There's a scene where the characters go into a huge pantry and talk about how it could be turned into a hidden space, should the family ever need to shelter people being hunted by the government.  This conversation is in the context of Jews being hidden from Hitler, but it made me think of other situations.

My all-time favorite Marge Piercy novel is Vida, about a leftist activist named Vida who on the run from the government in the early 70's; she's gone underground and relies on her friends who aren't similarly compromised to shelter her and help her.  It's a great depiction of the student movements of the 60's and how some of them moved into terrorism; as you might expect, one of the central questions of the book centers around how we should protest when we feel our government is wrong.  It also explores why some women moved towards feminism while some didn't.

When I first read it in 1987, I wondered how it would hold up through the years.  I've read it several times since then, and it's always held up well.  Even the domestic terrorism theme continued to work, which I wondered about with the terrorist events of Oklahoma City and September 11.

I've long had a plot in my head, which I may never develop into the novel that it could be, that would have a right wing terrorist and a left wing terrorist hook up.  I had this vision of a feminist woman in the North Carolina mountains and a wounded man who shows up talking about his work against the government.  She assumes he's a lefty, but later finds out that he's been bombing abortion clinics.

Maybe I should see how it works as a short story.  Hmm.

I've also been thinking about this article by Andrea Chalupa which explores Orwell's fight to get Animal Farm published and to get it into the hands of Soviet dissidents in Ukrainian translation in displaced persons camps, an angle of this book's history I knew nothing about.  I'm used to thinking of this novel as a classic; I sometimes forget that classics have a bumpy road to acceptance.

But what fascinates me more is the depiction of art as both comfort and agent of social change and resistance.  And then there's the question of whether or not art is required to forge new ground, whether it be political or social.

In this review of Englander's collection, Parul Sehgal says, "Even if it revisits terrain exhaustively explored by other American Jewish writers, Englander unwittingly makes us wonder: If a writer takes Jewishness as his subject, is he obligated to tell us something new about Jewishness? Or is he only obligated to describe Jewish characters in the most precise language he can, putting them in the most psychologically revealing situations he can imagine? Such questions — irresolvable, hairsplitting, Talmudic — prove more satisfying than the answers posed by a more perfect book."

For those of you who don't like these kind of philosophical questions, here's a great interview with Englander where he talks about his writing process.  It makes me want to get back to writing more fiction.

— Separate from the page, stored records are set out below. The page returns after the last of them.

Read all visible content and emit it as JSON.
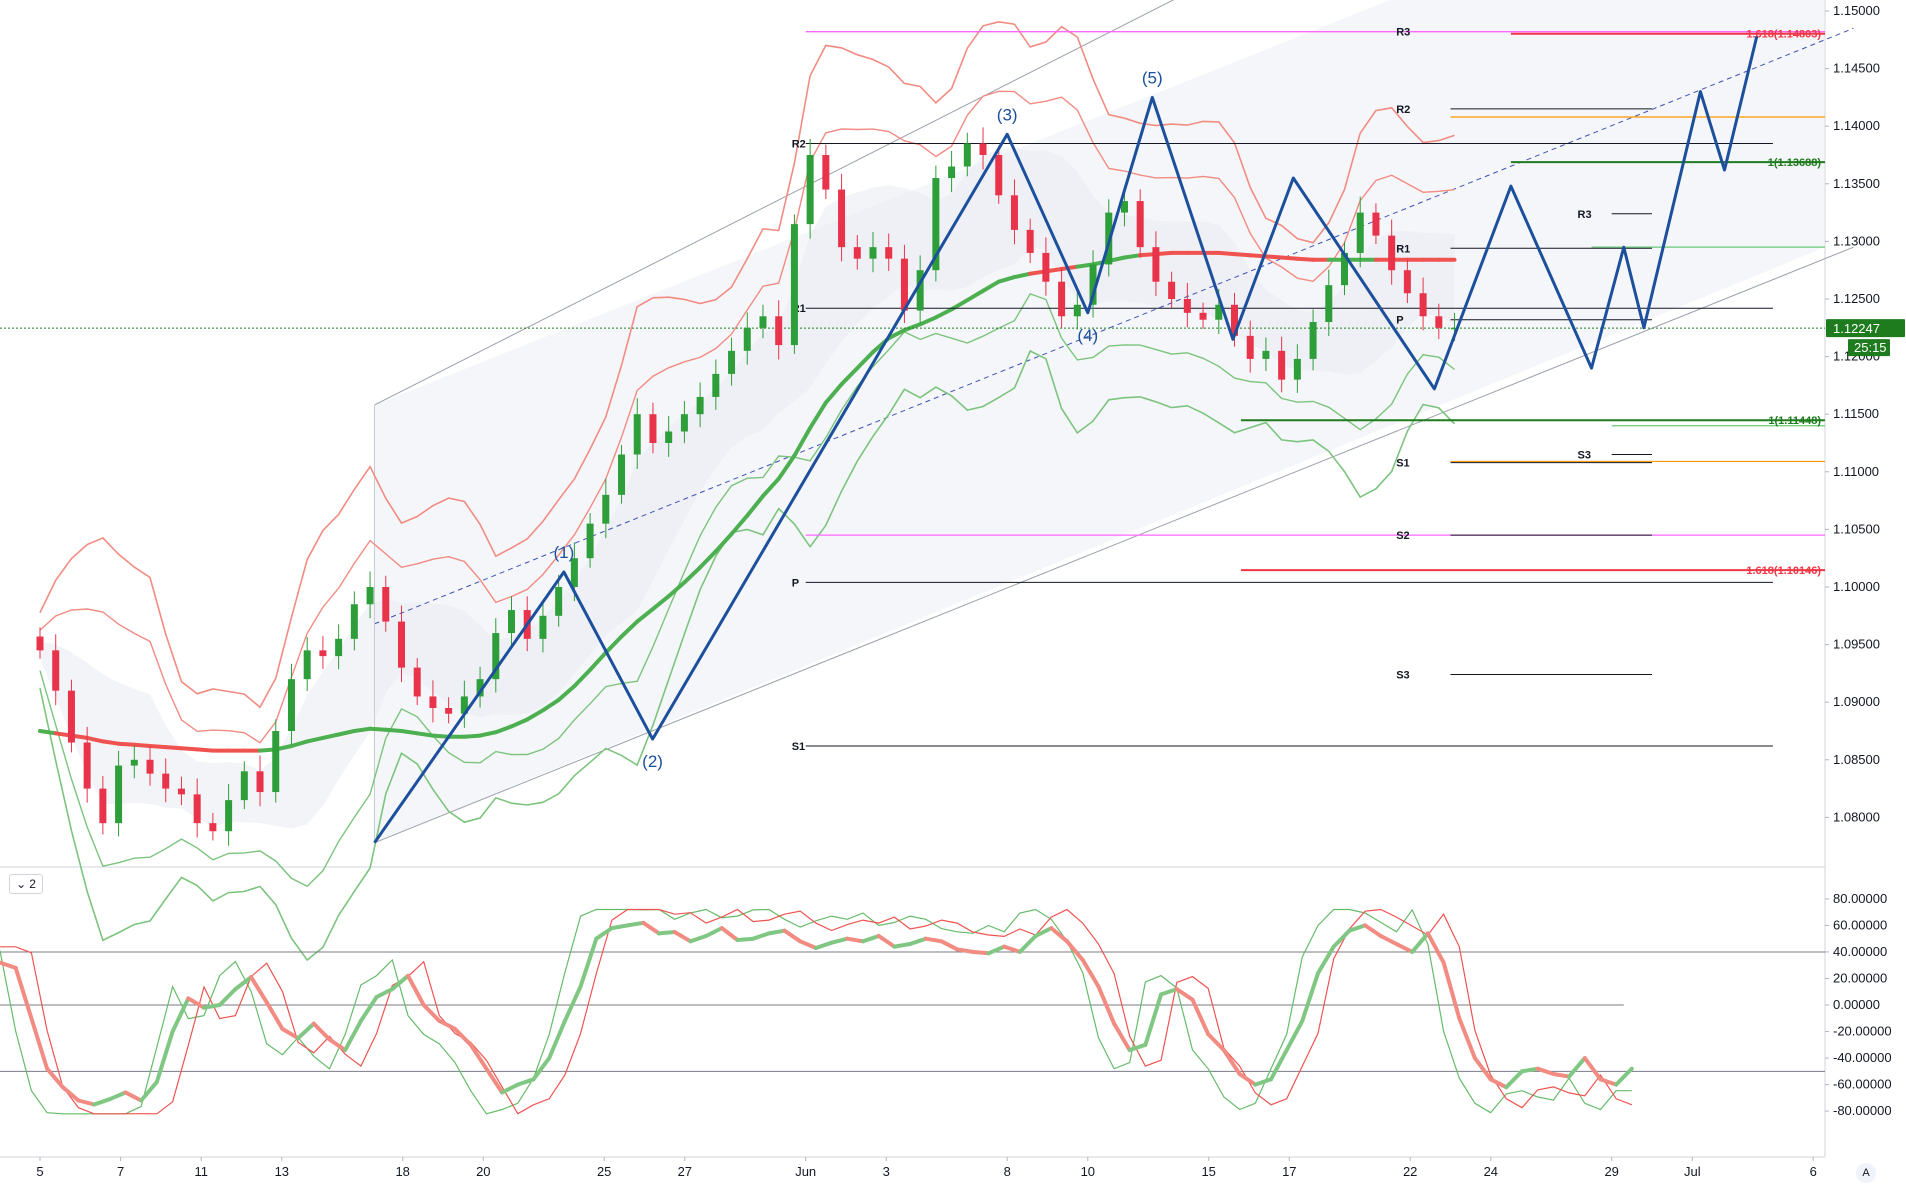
{
  "chart_data": {
    "type": "candlestick",
    "instrument_price_last": 1.12247,
    "countdown": "25:15",
    "y_axis": {
      "min": 1.076,
      "max": 1.1505,
      "ticks": [
        "1.15000",
        "1.14500",
        "1.14000",
        "1.13500",
        "1.13000",
        "1.12500",
        "1.12000",
        "1.11500",
        "1.11000",
        "1.10500",
        "1.10000",
        "1.09500",
        "1.09000",
        "1.08500",
        "1.08000"
      ]
    },
    "x_axis": {
      "ticks": [
        {
          "label": "5",
          "slot": 0
        },
        {
          "label": "7",
          "slot": 2
        },
        {
          "label": "11",
          "slot": 4
        },
        {
          "label": "13",
          "slot": 6
        },
        {
          "label": "18",
          "slot": 9
        },
        {
          "label": "20",
          "slot": 11
        },
        {
          "label": "25",
          "slot": 14
        },
        {
          "label": "27",
          "slot": 16
        },
        {
          "label": "Jun",
          "slot": 19
        },
        {
          "label": "3",
          "slot": 21
        },
        {
          "label": "8",
          "slot": 24
        },
        {
          "label": "10",
          "slot": 26
        },
        {
          "label": "15",
          "slot": 29
        },
        {
          "label": "17",
          "slot": 31
        },
        {
          "label": "22",
          "slot": 34
        },
        {
          "label": "24",
          "slot": 36
        },
        {
          "label": "29",
          "slot": 39
        },
        {
          "label": "Jul",
          "slot": 41
        },
        {
          "label": "6",
          "slot": 44
        }
      ]
    },
    "closes": [
      1.0945,
      1.091,
      1.0865,
      1.0825,
      1.0795,
      1.0845,
      1.085,
      1.0838,
      1.0825,
      1.082,
      1.0795,
      1.0788,
      1.0815,
      1.084,
      1.0822,
      1.0875,
      1.092,
      1.0945,
      1.094,
      1.0955,
      1.0985,
      1.1,
      1.097,
      1.093,
      1.0905,
      1.0895,
      1.089,
      1.0905,
      1.092,
      1.096,
      1.098,
      1.0955,
      1.0975,
      1.1,
      1.1025,
      1.1055,
      1.108,
      1.1115,
      1.115,
      1.1125,
      1.1135,
      1.115,
      1.1165,
      1.1185,
      1.1205,
      1.1225,
      1.1235,
      1.121,
      1.1315,
      1.1375,
      1.1345,
      1.1295,
      1.1285,
      1.1295,
      1.1285,
      1.124,
      1.1275,
      1.1355,
      1.1365,
      1.1385,
      1.1375,
      1.134,
      1.131,
      1.129,
      1.1265,
      1.1235,
      1.1245,
      1.128,
      1.1325,
      1.1335,
      1.1295,
      1.1265,
      1.125,
      1.1238,
      1.1232,
      1.1245,
      1.1218,
      1.1198,
      1.1205,
      1.118,
      1.1198,
      1.123,
      1.1262,
      1.129,
      1.1325,
      1.1305,
      1.1275,
      1.1255,
      1.1235,
      1.1225,
      1.1225
    ],
    "ema_slow": [
      1.0875,
      1.0873,
      1.0871,
      1.0869,
      1.0866,
      1.0864,
      1.0863,
      1.0862,
      1.0861,
      1.086,
      1.0859,
      1.0858,
      1.0858,
      1.0858,
      1.0858,
      1.0859,
      1.0862,
      1.0866,
      1.0869,
      1.0872,
      1.0875,
      1.0877,
      1.0876,
      1.0875,
      1.0873,
      1.0871,
      1.087,
      1.087,
      1.0871,
      1.0874,
      1.0879,
      1.0885,
      1.0893,
      1.0902,
      1.0914,
      1.0928,
      1.0943,
      1.0957,
      1.097,
      1.0981,
      1.0992,
      1.1004,
      1.1017,
      1.1031,
      1.1046,
      1.1062,
      1.1079,
      1.1094,
      1.1114,
      1.1138,
      1.116,
      1.1176,
      1.119,
      1.1204,
      1.1216,
      1.1223,
      1.1228,
      1.1234,
      1.1241,
      1.1249,
      1.1257,
      1.1265,
      1.1269,
      1.1272,
      1.1274,
      1.1276,
      1.1278,
      1.128,
      1.1283,
      1.1286,
      1.1288,
      1.1289,
      1.129,
      1.129,
      1.129,
      1.129,
      1.1289,
      1.1288,
      1.1287,
      1.1286,
      1.1285,
      1.1284,
      1.1284,
      1.1284,
      1.1284,
      1.1284,
      1.1284,
      1.1284,
      1.1284,
      1.1284,
      1.1284
    ],
    "levels": [
      {
        "label": "R3",
        "price": 1.1482,
        "color": "#ff66ff",
        "from_slot": 19.0,
        "to_slot": 44.5,
        "label_slot": 34.0
      },
      {
        "label": "R2",
        "price": 1.1385,
        "color": "#131722",
        "from_slot": 19.0,
        "to_slot": 43.0,
        "label_slot": 19.0
      },
      {
        "label": "R1",
        "price": 1.1242,
        "color": "#131722",
        "from_slot": 19.0,
        "to_slot": 43.0,
        "label_slot": 19.0
      },
      {
        "label": "P",
        "price": 1.1004,
        "color": "#131722",
        "from_slot": 19.0,
        "to_slot": 43.0,
        "label_slot": 19.0
      },
      {
        "label": "S1",
        "price": 1.0862,
        "color": "#131722",
        "from_slot": 19.0,
        "to_slot": 43.0,
        "label_slot": 19.0
      },
      {
        "label": "R2",
        "price": 1.1415,
        "color": "#131722",
        "from_slot": 35.0,
        "to_slot": 40.0,
        "label_slot": 34.0
      },
      {
        "label": "R1",
        "price": 1.1294,
        "color": "#131722",
        "from_slot": 35.0,
        "to_slot": 40.0,
        "label_slot": 34.0
      },
      {
        "label": "P",
        "price": 1.1232,
        "color": "#131722",
        "from_slot": 35.0,
        "to_slot": 40.0,
        "label_slot": 34.0
      },
      {
        "label": "S1",
        "price": 1.1108,
        "color": "#131722",
        "from_slot": 35.0,
        "to_slot": 40.0,
        "label_slot": 34.0
      },
      {
        "label": "S2",
        "price": 1.1045,
        "color": "#131722",
        "from_slot": 35.0,
        "to_slot": 40.0,
        "label_slot": 34.0
      },
      {
        "label": "S3",
        "price": 1.0924,
        "color": "#131722",
        "from_slot": 35.0,
        "to_slot": 40.0,
        "label_slot": 34.0
      },
      {
        "label": "R3",
        "price": 1.1324,
        "color": "#131722",
        "from_slot": 39.0,
        "to_slot": 40.0,
        "label_slot": 38.5
      },
      {
        "label": "S3",
        "price": 1.1115,
        "color": "#131722",
        "from_slot": 39.0,
        "to_slot": 40.0,
        "label_slot": 38.5
      }
    ],
    "extra_lines": [
      {
        "price": 1.1045,
        "color": "#ff66ff",
        "from_slot": 19.0,
        "to_slot": 45.0
      },
      {
        "price": 1.1408,
        "color": "#ff9800",
        "from_slot": 35.0,
        "to_slot": 45.0
      },
      {
        "price": 1.1109,
        "color": "#ff9800",
        "from_slot": 35.0,
        "to_slot": 45.0
      },
      {
        "price": 1.1295,
        "color": "#66cc77",
        "from_slot": 38.5,
        "to_slot": 45.0
      },
      {
        "price": 1.114,
        "color": "#66cc77",
        "from_slot": 39.0,
        "to_slot": 45.0
      }
    ],
    "fib_levels": [
      {
        "label": "1.618(1.14803)",
        "price": 1.14803,
        "color": "#f23645",
        "from_slot": 36.5,
        "to_slot": 45.0
      },
      {
        "label": "1(1.13688)",
        "price": 1.13688,
        "color": "#1e7b1e",
        "from_slot": 36.5,
        "to_slot": 45.0
      },
      {
        "label": "1(1.11448)",
        "price": 1.11448,
        "color": "#1e7b1e",
        "from_slot": 29.8,
        "to_slot": 45.0
      },
      {
        "label": "1.618(1.10146)",
        "price": 1.10146,
        "color": "#f23645",
        "from_slot": 29.8,
        "to_slot": 45.0
      }
    ],
    "elliott_waves": [
      {
        "label": "(1)",
        "slot": 13.0,
        "price": 1.1013,
        "above": true
      },
      {
        "label": "(2)",
        "slot": 15.2,
        "price": 1.0868,
        "above": false
      },
      {
        "label": "(3)",
        "slot": 24.0,
        "price": 1.1393,
        "above": true
      },
      {
        "label": "(4)",
        "slot": 26.0,
        "price": 1.1238,
        "above": false
      },
      {
        "label": "(5)",
        "slot": 27.6,
        "price": 1.1425,
        "above": true
      }
    ],
    "wave_path": [
      [
        8.3,
        1.0778
      ],
      [
        13.0,
        1.1013
      ],
      [
        15.2,
        1.0868
      ],
      [
        24.0,
        1.1393
      ],
      [
        26.0,
        1.1238
      ],
      [
        27.6,
        1.1425
      ],
      [
        29.6,
        1.1215
      ],
      [
        31.1,
        1.1355
      ],
      [
        34.6,
        1.1172
      ],
      [
        36.5,
        1.1348
      ],
      [
        38.5,
        1.119
      ],
      [
        39.3,
        1.1295
      ],
      [
        39.8,
        1.1225
      ],
      [
        41.2,
        1.143
      ],
      [
        41.8,
        1.1362
      ],
      [
        42.6,
        1.1478
      ]
    ],
    "channel": {
      "upper": [
        [
          8.3,
          1.1158
        ],
        [
          33.5,
          1.1605
        ]
      ],
      "lower": [
        [
          8.3,
          1.0778
        ],
        [
          45.0,
          1.1295
        ]
      ],
      "mid": [
        [
          8.3,
          1.0968
        ],
        [
          45.0,
          1.1485
        ]
      ]
    },
    "oscillator": {
      "y_ticks": [
        "80.00000",
        "60.00000",
        "40.00000",
        "20.00000",
        "0.00000",
        "-20.00000",
        "-40.00000",
        "-60.00000",
        "-80.00000"
      ],
      "min": -86,
      "max": 84,
      "levels": [
        40,
        0,
        -50
      ],
      "main": [
        32,
        28,
        -10,
        -48,
        -62,
        -72,
        -75,
        -71,
        -66,
        -72,
        -58,
        -20,
        5,
        -2,
        0,
        12,
        21,
        2,
        -18,
        -25,
        -14,
        -26,
        -34,
        -12,
        6,
        12,
        22,
        0,
        -12,
        -18,
        -30,
        -48,
        -66,
        -60,
        -56,
        -40,
        -12,
        14,
        50,
        58,
        60,
        62,
        54,
        55,
        48,
        52,
        58,
        49,
        50,
        54,
        56,
        48,
        43,
        47,
        50,
        48,
        52,
        44,
        46,
        50,
        48,
        42,
        40,
        39,
        44,
        40,
        52,
        58,
        48,
        34,
        14,
        -14,
        -34,
        -30,
        8,
        12,
        4,
        -22,
        -34,
        -52,
        -60,
        -56,
        -34,
        -12,
        24,
        44,
        56,
        60,
        52,
        46,
        40,
        54,
        32,
        -10,
        -40,
        -56,
        -62,
        -50,
        -48,
        -52,
        -54,
        -40,
        -56,
        -60,
        -48
      ]
    },
    "price_badge": {
      "text": "1.12247",
      "price": 1.12247
    },
    "countdown_badge": {
      "text": "25:15"
    }
  },
  "ui": {
    "pane_toggle": "2",
    "auto_scale": "A"
  }
}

Here are some Nathan Englander quotes for your Saturday inspiration:

"I promise you that there is no end to the pulling-out-handfuls-of-hair, woe-is-me, there-is-no-hope structural challenges that I can find myself wrestling with when writing a story. But you’re asking if it was liberating to work with very limited elements, and the answer is: Wildly so. Everything is so much clearer once a world is framed. Maybe it sounds crazy, but with writing it’s infinity that is limiting, and the limited that allows for the truly infinite. Once all those elements are in place in a story, the brain is truly freed up to imagine without end."

"But, in a case like this, what interests me when I’m writing is being able to crawl into a character’s head and speak from his or her mouth. It’s not pulling the strings on a marionette, it’s not playing ventriloquist, and it’s not mimicry. It’s about inhabiting a character, and, at the same time, being totally unaware of what you’ve become."